One of the limitations of this study was that the bleaching gel was applied once for 30 minutes, although most manufacturers advocate utilizing in-office bleaching gels for 2-4 sessions with time intervals up to obtaining desired results. Furthermore, since the polaoffice+ bleaching gel did not cause severe TS, SHMP was unable to demonstrate its beneficial effects in lowering sensitivity. Because SHMP performed better when mixed with other remineralizing agents like fluoride (31), combining SHMP with other remineralizing materials may boost its beneficial qualities (26). Further studies are warranted to assess the effects of varying amounts of SHMP alone or in combination with fluoride in reducing TS and enhancing tooth whitening. Furthermore, it is suggested to establish the material's potential to eliminate stains, dental plaque, and gingivitis throughout the bleaching process (32, 33).
Conclusion
The incorporation of 1% SHMP into the commercial in-office bleaching gel containing 37.5% hydrogen peroxide showed no adverse effect on the bleaching effectiveness. However, it was not capable of significantly attenuating bleaching-induced sensitivity to cold, as well as tactile and spontaneous sensitivity.

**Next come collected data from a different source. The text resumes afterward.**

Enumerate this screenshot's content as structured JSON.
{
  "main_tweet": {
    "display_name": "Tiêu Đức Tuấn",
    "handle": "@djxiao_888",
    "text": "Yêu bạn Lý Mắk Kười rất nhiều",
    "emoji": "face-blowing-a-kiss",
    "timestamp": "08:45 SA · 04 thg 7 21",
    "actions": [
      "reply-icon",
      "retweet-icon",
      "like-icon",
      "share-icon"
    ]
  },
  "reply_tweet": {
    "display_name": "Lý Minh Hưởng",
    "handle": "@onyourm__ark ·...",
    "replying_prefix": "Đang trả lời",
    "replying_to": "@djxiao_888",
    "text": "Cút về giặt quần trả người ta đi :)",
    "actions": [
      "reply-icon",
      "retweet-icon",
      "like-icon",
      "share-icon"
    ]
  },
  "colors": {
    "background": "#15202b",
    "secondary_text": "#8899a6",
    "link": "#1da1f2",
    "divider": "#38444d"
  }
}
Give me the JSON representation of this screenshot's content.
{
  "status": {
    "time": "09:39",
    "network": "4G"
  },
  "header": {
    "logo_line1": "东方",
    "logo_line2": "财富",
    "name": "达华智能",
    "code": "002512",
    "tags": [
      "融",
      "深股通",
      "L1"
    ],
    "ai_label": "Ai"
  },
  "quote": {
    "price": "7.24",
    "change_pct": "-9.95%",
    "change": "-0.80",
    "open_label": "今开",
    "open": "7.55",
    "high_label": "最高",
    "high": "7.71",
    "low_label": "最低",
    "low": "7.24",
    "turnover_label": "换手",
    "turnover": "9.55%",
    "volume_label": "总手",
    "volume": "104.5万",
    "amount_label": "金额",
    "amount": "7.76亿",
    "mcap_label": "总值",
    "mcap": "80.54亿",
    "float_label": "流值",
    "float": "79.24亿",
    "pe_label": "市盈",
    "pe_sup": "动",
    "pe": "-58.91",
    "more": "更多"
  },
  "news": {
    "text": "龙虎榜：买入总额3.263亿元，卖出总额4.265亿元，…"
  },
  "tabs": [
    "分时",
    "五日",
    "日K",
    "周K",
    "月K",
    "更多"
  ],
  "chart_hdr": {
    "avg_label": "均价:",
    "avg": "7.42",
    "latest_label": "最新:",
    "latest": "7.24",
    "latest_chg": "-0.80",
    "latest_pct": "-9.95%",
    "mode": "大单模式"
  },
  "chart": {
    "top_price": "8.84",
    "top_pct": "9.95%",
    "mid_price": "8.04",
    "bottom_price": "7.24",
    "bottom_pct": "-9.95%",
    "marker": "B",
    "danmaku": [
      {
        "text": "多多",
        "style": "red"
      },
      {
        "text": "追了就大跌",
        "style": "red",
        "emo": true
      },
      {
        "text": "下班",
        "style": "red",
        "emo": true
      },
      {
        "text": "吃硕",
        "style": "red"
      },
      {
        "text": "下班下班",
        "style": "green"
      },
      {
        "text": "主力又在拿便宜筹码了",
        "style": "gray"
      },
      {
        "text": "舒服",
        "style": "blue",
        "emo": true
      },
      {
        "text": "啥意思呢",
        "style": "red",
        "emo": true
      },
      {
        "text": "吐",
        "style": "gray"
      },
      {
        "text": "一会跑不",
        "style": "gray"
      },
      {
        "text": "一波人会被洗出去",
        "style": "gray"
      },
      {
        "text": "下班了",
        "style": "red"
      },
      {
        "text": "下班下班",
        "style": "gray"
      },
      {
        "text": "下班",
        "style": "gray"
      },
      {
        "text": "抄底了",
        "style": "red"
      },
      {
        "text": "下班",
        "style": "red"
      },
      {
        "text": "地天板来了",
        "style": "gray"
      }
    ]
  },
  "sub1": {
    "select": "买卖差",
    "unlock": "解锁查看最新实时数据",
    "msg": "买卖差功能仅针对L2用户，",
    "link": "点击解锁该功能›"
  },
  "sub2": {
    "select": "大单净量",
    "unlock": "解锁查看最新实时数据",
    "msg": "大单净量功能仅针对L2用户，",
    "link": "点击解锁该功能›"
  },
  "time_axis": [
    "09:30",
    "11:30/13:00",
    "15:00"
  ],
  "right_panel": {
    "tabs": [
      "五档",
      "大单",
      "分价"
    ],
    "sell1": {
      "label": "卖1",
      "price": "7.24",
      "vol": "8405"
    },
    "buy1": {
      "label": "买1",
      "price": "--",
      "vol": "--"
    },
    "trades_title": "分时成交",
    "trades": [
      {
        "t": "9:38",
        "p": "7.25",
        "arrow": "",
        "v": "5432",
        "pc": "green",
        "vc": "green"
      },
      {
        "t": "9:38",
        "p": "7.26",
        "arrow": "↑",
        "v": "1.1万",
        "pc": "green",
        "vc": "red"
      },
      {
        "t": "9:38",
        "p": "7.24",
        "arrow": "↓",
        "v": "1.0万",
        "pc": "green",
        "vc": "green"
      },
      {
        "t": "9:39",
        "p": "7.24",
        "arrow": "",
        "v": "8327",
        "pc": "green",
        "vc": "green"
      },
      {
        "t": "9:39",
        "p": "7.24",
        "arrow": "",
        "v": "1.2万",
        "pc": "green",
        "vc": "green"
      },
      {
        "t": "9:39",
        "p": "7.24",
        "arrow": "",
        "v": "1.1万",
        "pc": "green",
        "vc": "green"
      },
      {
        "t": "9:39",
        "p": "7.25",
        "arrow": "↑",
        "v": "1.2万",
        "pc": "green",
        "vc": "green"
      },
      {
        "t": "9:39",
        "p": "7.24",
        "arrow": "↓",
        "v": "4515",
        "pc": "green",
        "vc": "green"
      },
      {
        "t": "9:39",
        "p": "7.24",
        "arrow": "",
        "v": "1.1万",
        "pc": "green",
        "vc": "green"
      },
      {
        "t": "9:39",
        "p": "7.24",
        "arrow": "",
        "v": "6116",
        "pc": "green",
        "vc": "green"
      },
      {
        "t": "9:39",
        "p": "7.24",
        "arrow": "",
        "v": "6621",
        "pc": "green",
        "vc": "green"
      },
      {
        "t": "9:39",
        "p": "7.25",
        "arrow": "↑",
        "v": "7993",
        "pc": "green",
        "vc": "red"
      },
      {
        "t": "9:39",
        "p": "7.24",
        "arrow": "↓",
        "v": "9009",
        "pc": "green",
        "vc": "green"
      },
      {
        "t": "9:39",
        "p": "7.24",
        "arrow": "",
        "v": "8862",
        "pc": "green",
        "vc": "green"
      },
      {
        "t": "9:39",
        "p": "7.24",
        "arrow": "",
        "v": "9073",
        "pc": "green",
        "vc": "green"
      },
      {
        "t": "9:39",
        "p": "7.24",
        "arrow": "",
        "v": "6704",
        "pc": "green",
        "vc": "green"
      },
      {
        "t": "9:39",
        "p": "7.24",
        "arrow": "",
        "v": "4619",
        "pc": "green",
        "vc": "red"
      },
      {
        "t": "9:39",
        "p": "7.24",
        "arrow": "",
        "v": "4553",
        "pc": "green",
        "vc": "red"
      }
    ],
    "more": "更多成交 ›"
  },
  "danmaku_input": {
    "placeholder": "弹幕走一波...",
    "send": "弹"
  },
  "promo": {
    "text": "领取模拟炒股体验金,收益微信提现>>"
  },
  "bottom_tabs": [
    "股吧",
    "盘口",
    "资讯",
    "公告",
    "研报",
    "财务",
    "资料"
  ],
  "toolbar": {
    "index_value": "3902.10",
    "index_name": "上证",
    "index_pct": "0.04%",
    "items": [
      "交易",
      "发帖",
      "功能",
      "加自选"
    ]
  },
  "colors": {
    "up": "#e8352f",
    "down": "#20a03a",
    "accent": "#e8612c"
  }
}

The authors declare no conflict of interest.
Acknowledgments
This article was extracted from a thesis (Number = 3061) carried out in 2019 at the Dental School of Mashhad University of Medical Sciences, Iran, under the advisory guidance of Dr. Mohammadipour. The authors would like to extend their gratitude to the Vice-Chancellor for Research at Mashhad University of Medical Sciences for providing financial support of this project (Research Number = 970630).